A moins d'un bloc de l'établissement bée l'ouverture d'un des accès aux Douves. Un tube de trois mètres de diamètre qui s'enfonce en diagonale dans le sol. Une gigantesque bouche d'égout, gueule avide dont les entrailles descendent droit vers les enfers. L'obscurité qu'elle exsude est tout sauf accueillante. Et à quelques centaines de mètres de là, le grand mur du no-mans-land. Une frontière érigée à la hâte il y a bien longtemps pour interdire l'accès au cratère et aux ruines d'Arcadia, l'utopie volante déchue.

  • Vous êtes déjà allés de l'autre côté de l'enceinte ? demande la bleue.
  • Non, et je n'ai aucune envie d'y mettre les pieds, répond l'Ours.
  • Le Cap et Pop y ont fait une brève incursion, ça nous a suffi, complète Oualidi.
  • Il y a quoi derrière ?
  • Des tours en ruines, un gros cratère, et les Anges. De toute façon, c'est hors de notre juridiction, assène Fox.
  • Les Anges ? interroge Tréa.
  • Des androïdes qui protégeaient la cité volante avant l'attaque. Quand leur I.A. mère a explosé, ils se sont retrouvés sans maître et sont devenus fous. Ils attaquent et massacrent tout ce qui traîne de vivant dans les ruines.
  • Personne n'a essayé de les détruire ?
  • Bien sûr que si, on a même envoyé des unités spécialement pour ça au début, mais personne n'en est revenu, raconte la sergente l'air grave. Et je te parle de ça il y a des dizaines d'années. Ces saloperies sont des machines à tuer, je te souhaite de ne jamais y avoir affaire. A côté, entrer dans ce bar c'est une permission à la plage.

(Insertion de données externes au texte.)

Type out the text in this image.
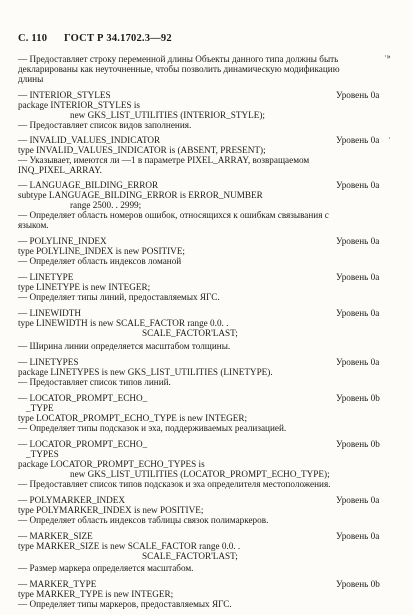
С. 110 ГОСТ Р 34.1702.3—92
— Предоставляет строку переменной длины Объекты данного типа должны быть
декларированы как неуточненные, чтобы позволить динамическую модификацию
длины
·»
— INTERIOR_STYLES	Уровень 0а
package INTERIOR_STYLES is
new GKS_LIST_UTILITIES (INTERIOR_STYLE);
— Предоставляет список видов заполнения.
— INVALID_VALUES_INDICATOR	Уровень 0а ·
type INVALID_VALUES_INDICATOR is (ABSENT, PRESENT);
— Указывает, имеются ли —1 в параметре PIXEL_ARRAY, возвращаемом
INQ_PIXEL_ARRAY.
— LANGUAGE_BILDING_ERROR	Уровень 0а
subtype LANGUAGE_BILDING_ERROR is ERROR_NUMBER
range 2500. . 2999;
— Определяет область номеров ошибок, относящихся к ошибкам связывания с
языком.
— POLYLINE_INDEX	Уровень 0а
type POLYLINE_INDEX is new POSITIVE;
— Определяет область индексов ломаной
— LINETYPE	Уровень 0а
type LINETYPE is new INTEGER;
— Определяет типы линий, предоставляемых ЯГС.
— LINEWIDTH	Уровень 0а
type LINEWIDTH is new SCALE_FACTOR range 0.0. .
SCALE_FACTOR'LAST;
— Ширина линии определяется масштабом толщины.
— LINETYPES	Уровень 0а
package LINETYPES is new GKS_LIST_UTILITIES (LINETYPE).
— Предоставляет список типов линий.
— LOCATOR_PROMPT_ECHO_	Уровень 0b
_TYPE
type LOCATOR_PROMPT_ECHO_TYPE is new INTEGER;
— Определяет типы подсказок и эха, поддерживаемых реализацией.
— LOCATOR_PROMPT_ECHO_	Уровень 0b
_TYPES
package LOCATOR_PROMPT_ECHO_TYPES is
new GKS_LIST_UTILITIES (LOCATOR_PROMPT_ECHO_TYPE);
— Предоставляет список типов подсказок и эха определителя местоположения.
— POLYMARKER_INDEX	Уровень 0а
type POLYMARKER_INDEX is new POSITIVE;
— Определяет область индексов таблицы связок полимаркеров.
— MARKER_SIZE	Уровень 0а
type MARKER_SIZE is new SCALE_FACTOR range 0.0. .
SCALE_FACTOR'LAST;
— Размер маркера определяется масштабом.
— MARKER_TYPE	Уровень 0b
type MARKER_TYPE is new INTEGER;
— Определяет типы маркеров, предоставляемых ЯГС.
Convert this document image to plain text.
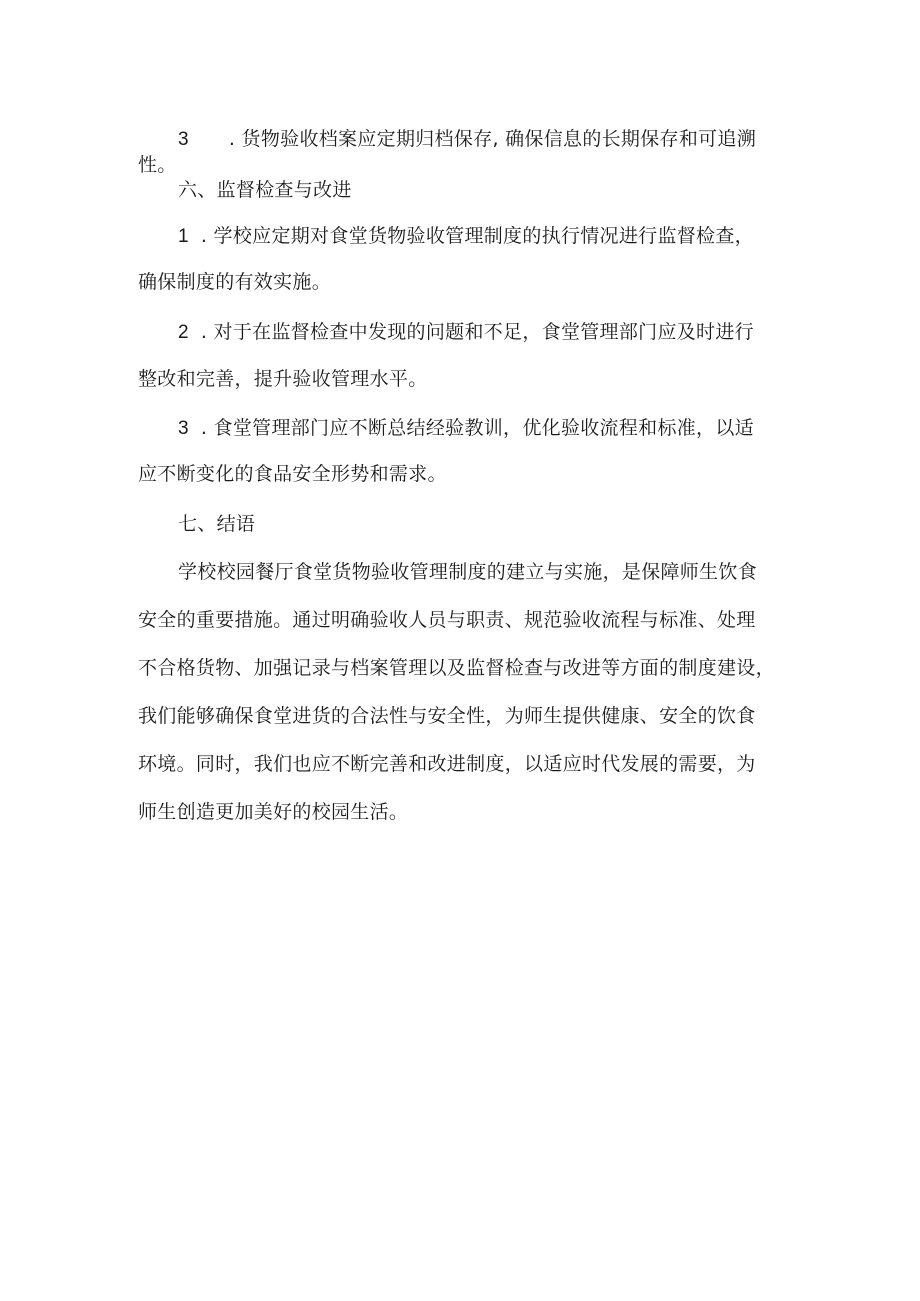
3 . 货物验收档案应定期归档保存, 确保信息的长期保存和可追溯
性。
六、监督检查与改进
1 . 学校应定期对食堂货物验收管理制度的执行情况进行监督检查，
确保制度的有效实施。
2 . 对于在监督检查中发现的问题和不足，食堂管理部门应及时进行
整改和完善，提升验收管理水平。
3 . 食堂管理部门应不断总结经验教训，优化验收流程和标准，以适
应不断变化的食品安全形势和需求。
七、结语
学校校园餐厅食堂货物验收管理制度的建立与实施，是保障师生饮食
安全的重要措施。通过明确验收人员与职责、规范验收流程与标准、处理
不合格货物、加强记录与档案管理以及监督检查与改进等方面的制度建设，
我们能够确保食堂进货的合法性与安全性，为师生提供健康、安全的饮食
环境。同时，我们也应不断完善和改进制度，以适应时代发展的需要，为
师生创造更加美好的校园生活。
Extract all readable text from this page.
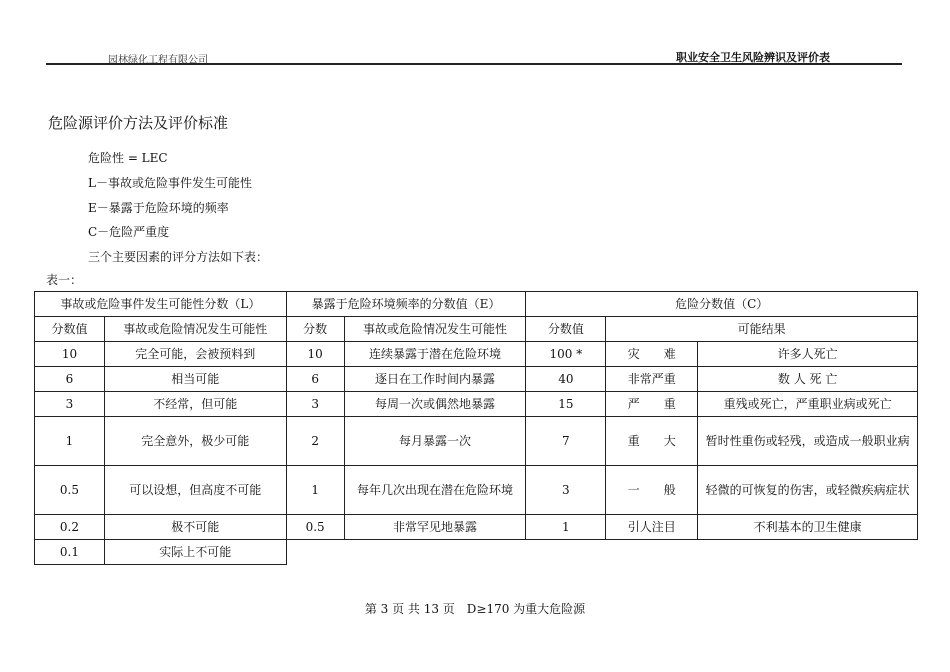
园林绿化工程有限公司	职业安全卫生风险辨识及评价表
危险源评价方法及评价标准
危险性 = LEC
L－事故或危险事件发生可能性
E－暴露于危险环境的频率
C－危险严重度
三个主要因素的评分方法如下表：
表一：
事故或危险事件发生可能性分数（L）		暴露于危险环境频率的分数值（E）		危险分数值（C）		
分数值	事故或危险情况发生可能性	分数	事故或危险情况发生可能性	分数值	可能结果	
10	完全可能，会被预料到	10	连续暴露于潜在危险环境	100 *	灾　　难	许多人死亡
6	相当可能	6	逐日在工作时间内暴露	40	非常严重	数 人 死 亡
3	不经常，但可能	3	每周一次或偶然地暴露	15	严　　重	重残或死亡，严重职业病或死亡
1	完全意外，极少可能	2	每月暴露一次	7	重　　大	暂时性重伤或轻残，或造成一般职业病
0.5	可以设想，但高度不可能	1	每年几次出现在潜在危险环境	3	一　　般	轻微的可恢复的伤害，或轻微疾病症状
0.2	极不可能	0.5	非常罕见地暴露	1	引人注目	不利基本的卫生健康
0.1	实际上不可能					
第 3 页 共 13 页　D≥170 为重大危险源
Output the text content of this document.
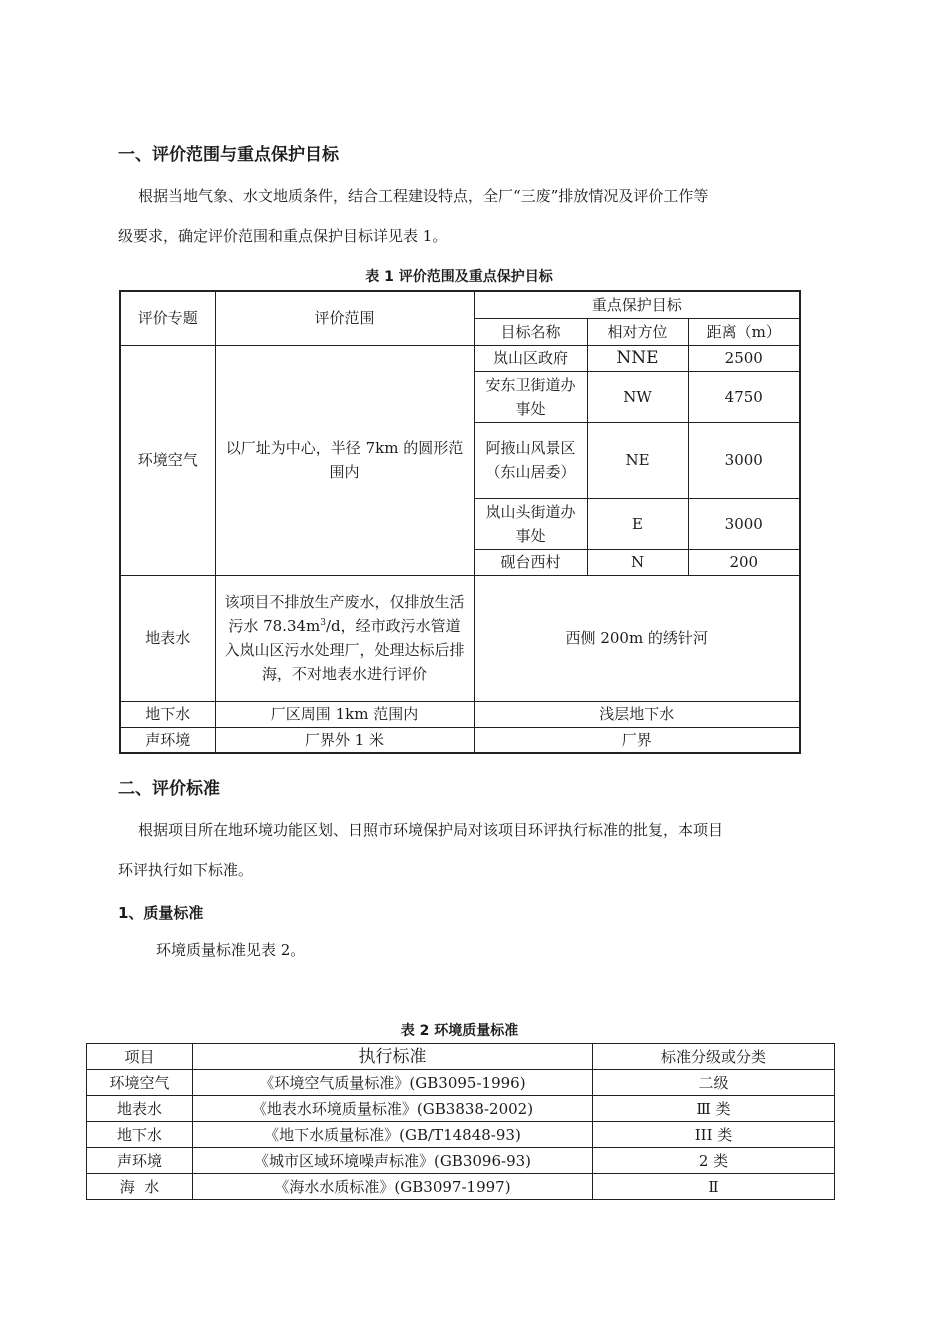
一、评价范围与重点保护目标
根据当地气象、水文地质条件，结合工程建设特点，全厂“三废”排放情况及评价工作等
级要求，确定评价范围和重点保护目标详见表 1。
表 1 评价范围及重点保护目标
评价专题	评价范围	重点保护目标		
		目标名称	相对方位	距离（m）
环境空气	以厂址为中心，半径 7km 的圆形范围内	岚山区政府	NNE	2500
		安东卫街道办事处	NW	4750
		阿掖山风景区（东山居委）	NE	3000
		岚山头街道办事处	E	3000
		砚台西村	N	200
地表水	该项目不排放生产废水，仅排放生活污水 $78.34m^3/d$，经市政污水管道入岚山区污水处理厂，处理达标后排海，不对地表水进行评价	西侧 200m 的绣针河		
地下水	厂区周围 1km 范围内	浅层地下水		
声环境	厂界外 1 米	厂界		
二、评价标准
根据项目所在地环境功能区划、日照市环境保护局对该项目环评执行标准的批复，本项目
环评执行如下标准。
1、质量标准
环境质量标准见表 2。
表 2 环境质量标准
项目	执行标准	标准分级或分类
环境空气	《环境空气质量标准》(GB3095-1996)	二级
地表水	《地表水环境质量标准》(GB3838-2002)	Ⅲ 类
地下水	《地下水质量标准》(GB/T14848-93)	III 类
声环境	《城市区域环境噪声标准》(GB3096-93)	2 类
海  水	《海水水质标准》(GB3097-1997)	Ⅱ
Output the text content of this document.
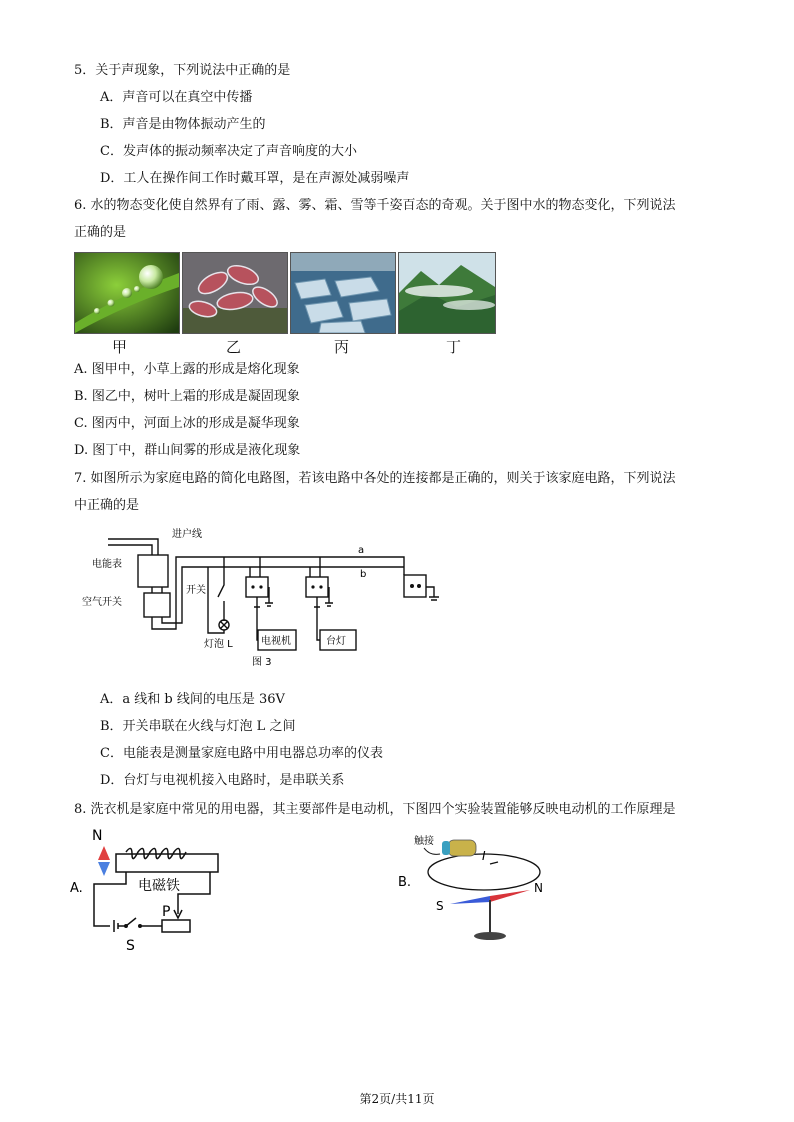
5．关于声现象，下列说法中正确的是
A．声音可以在真空中传播
B．声音是由物体振动产生的
C．发声体的振动频率决定了声音响度的大小
D．工人在操作间工作时戴耳罩，是在声源处减弱噪声
6. 水的物态变化使自然界有了雨、露、雾、霜、雪等千姿百态的奇观。关于图中水的物态变化，下列说法
正确的是
甲	乙	丙	丁
A. 图甲中，小草上露的形成是熔化现象
B. 图乙中，树叶上霜的形成是凝固现象
C. 图丙中，河面上冰的形成是凝华现象
D. 图丁中，群山间雾的形成是液化现象
7. 如图所示为家庭电路的简化电路图，若该电路中各处的连接都是正确的，则关于该家庭电路，下列说法
中正确的是
进户线
电能表
空气开关
开关
灯泡 L	电视机	台灯
a
b
图 3
A．a 线和 b 线间的电压是 36V
B．开关串联在火线与灯泡 L 之间
C．电能表是测量家庭电路中用电器总功率的仪表
D．台灯与电视机接入电路时，是串联关系
8. 洗衣机是家庭中常见的用电器，其主要部件是电动机，下图四个实验装置能够反映电动机的工作原理是
N
A.	电磁铁
P
S
B.
触接
I
S
N
第2页/共11页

Sitôt libres, le Doc et Oualidi enfilent les vêtements par dessus leur combinaison. L'Ours se poste devant le Doc. Il le dépasse déjà d'une bonne tête sans armure, mais là le visage de Sorros atteint à peine son sternum. L'Ours pouffe et lui passe la main dans les cheveux, comme s'il félicitait un enfant. Avec une stoïcité forcée, le Doc lui jette un regard noir.

  • T'es vraiment con parfois, Hector. Moins que l'autre taré, mais bordel c'est pas dur.
  • Et toi t'es tout petit sans ton exo ! ricane le colosse armuré.
  • Je vais vraiment finir par mettre un laxatif dans ta soupe.
  • Bon c'est fini les gamineries ? intervient Fox. On récapitule : Tarek, Doc, c'est tout bon pour vous ?
  • On se fond dans le décor, et on essaie de trouver des informations auprès du barman.
  • Et s'il y a de la poupée, m'attendez pas ce soir, fanfaronne Oualidi en se trémoussant.
  • C'est notre seule piste, faites pas tout foirer ! prévient Fox. Quoi qu'il arrive, vous sortez d'ici avant minuit, je fais préparer l'extraction de vos exos.

Les deux soldats s'immiscent incognito dans la queue des fêtards en quête d'une soirée sulfureuse. L'endroit semble attirer tout ce qui se fait de plus glauque : des membres de gangs divers, des cybertines, des chasseurs de primes, et même des méta-mineurs : des adultes ayant troqué leur apparence contre des corps artificiels d'enfants. L'attente paraît interminable. Oualidi jacasse avec une andro-geisha, tandis que le Doc scrute nerveusement les alentours. Les clients entrent au compte-goutte. Quand vient enfin leur tour, le videur laisse entrer Oualidi, mais pose la main sur le torse de Sorros pour le retenir.